Postfix tls patch introduces a set of parameters about the tls operating environment. This section only lists the key parameters required for the basic configuration. For the complete tls parameter description, see the sample configuration file attached to the tls patch.

Smtpd_use_tls

Start tls support. If this parameter is not set or set to no, the postfix runs in the same way as if there is no tls patch. For example:

Smtpd_use_tls = yes

Smtpd_tls_key_file

Point to the private key file of the server. For example:

Smtpd_tls-key_file =/etc/postfix/mailkey. pem

Smtpd_tls_cert_file

Point to the server's pem Certificate file (must be signed by the ca ). For example:

Smtpd_tls_cert_file =/etc/postfix/mail_signed_cert.pem

Smtpd_tls_cafile

Point to the ca root certificate file. This file contains all the public certificates of the CAS you are willing to trust. For example:

Smtpd_tls_cafile =/etc/postfix/cacert. pem

Smtpd_tls_capath

Point to the ca root certificate file directory. Each pem file in this directory contains a ca Public certificate that you trust. For example:

Smtpd_tls_capath =/etc/postfix/certs

After you set the preceding parameters to the main. cf configuration file and run the postfix reload command, Your postfix/tls server will be able to communicate with each other secretly and be ready to receive the starttls command from the client.


Related Article

Contact Us

The content source of this page is from Internet, which doesn't represent Alibaba Cloud's opinion; products and services mentioned on that page don't have any relationship with Alibaba Cloud. If the content of the page makes you feel confusing, please write us an email, we will handle the problem within 5 days after receiving your email.

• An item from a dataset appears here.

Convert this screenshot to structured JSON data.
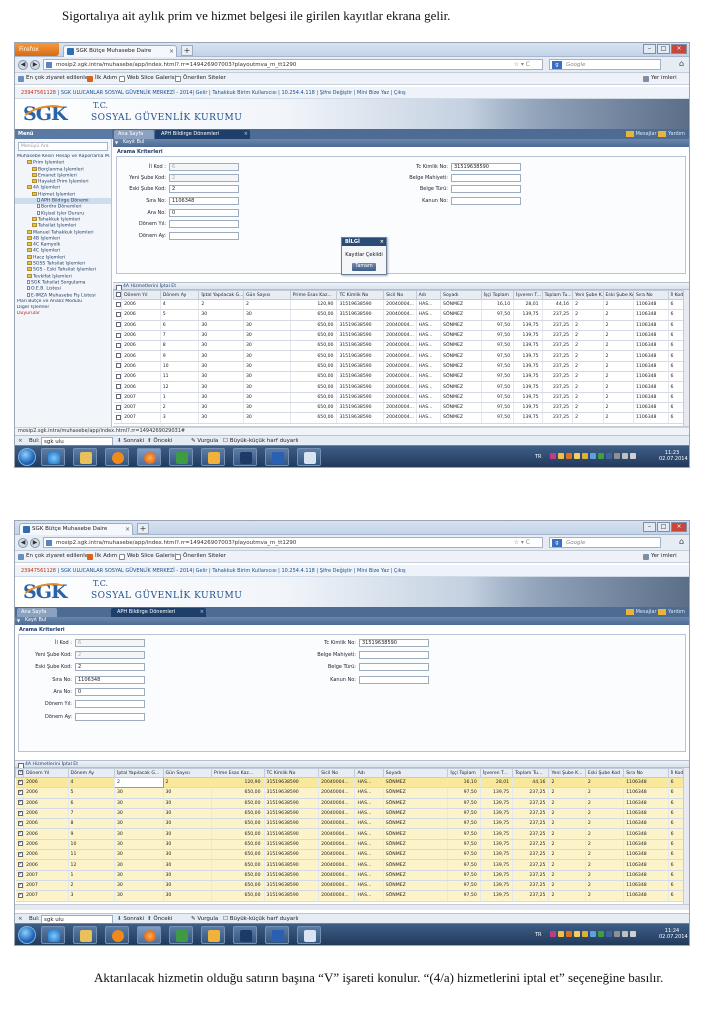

If you find any instances of plagiarism from the community, please send an email to: info-contact@alibabacloud.com and provide relevant evidence. A staff member will contact you within 5 working days.

A Free Trial That Lets You Build Big!

Start building with 50+ products and up to 12 months usage for Elastic Compute Service

  • Sales Support

    1 on 1 presale consultation

  • After-Sales Support

    24/7 Technical Support 6 Free Tickets per Quarter Faster Response

  • Alibaba Cloud offers highly flexible support services tailored to meet your exact needs.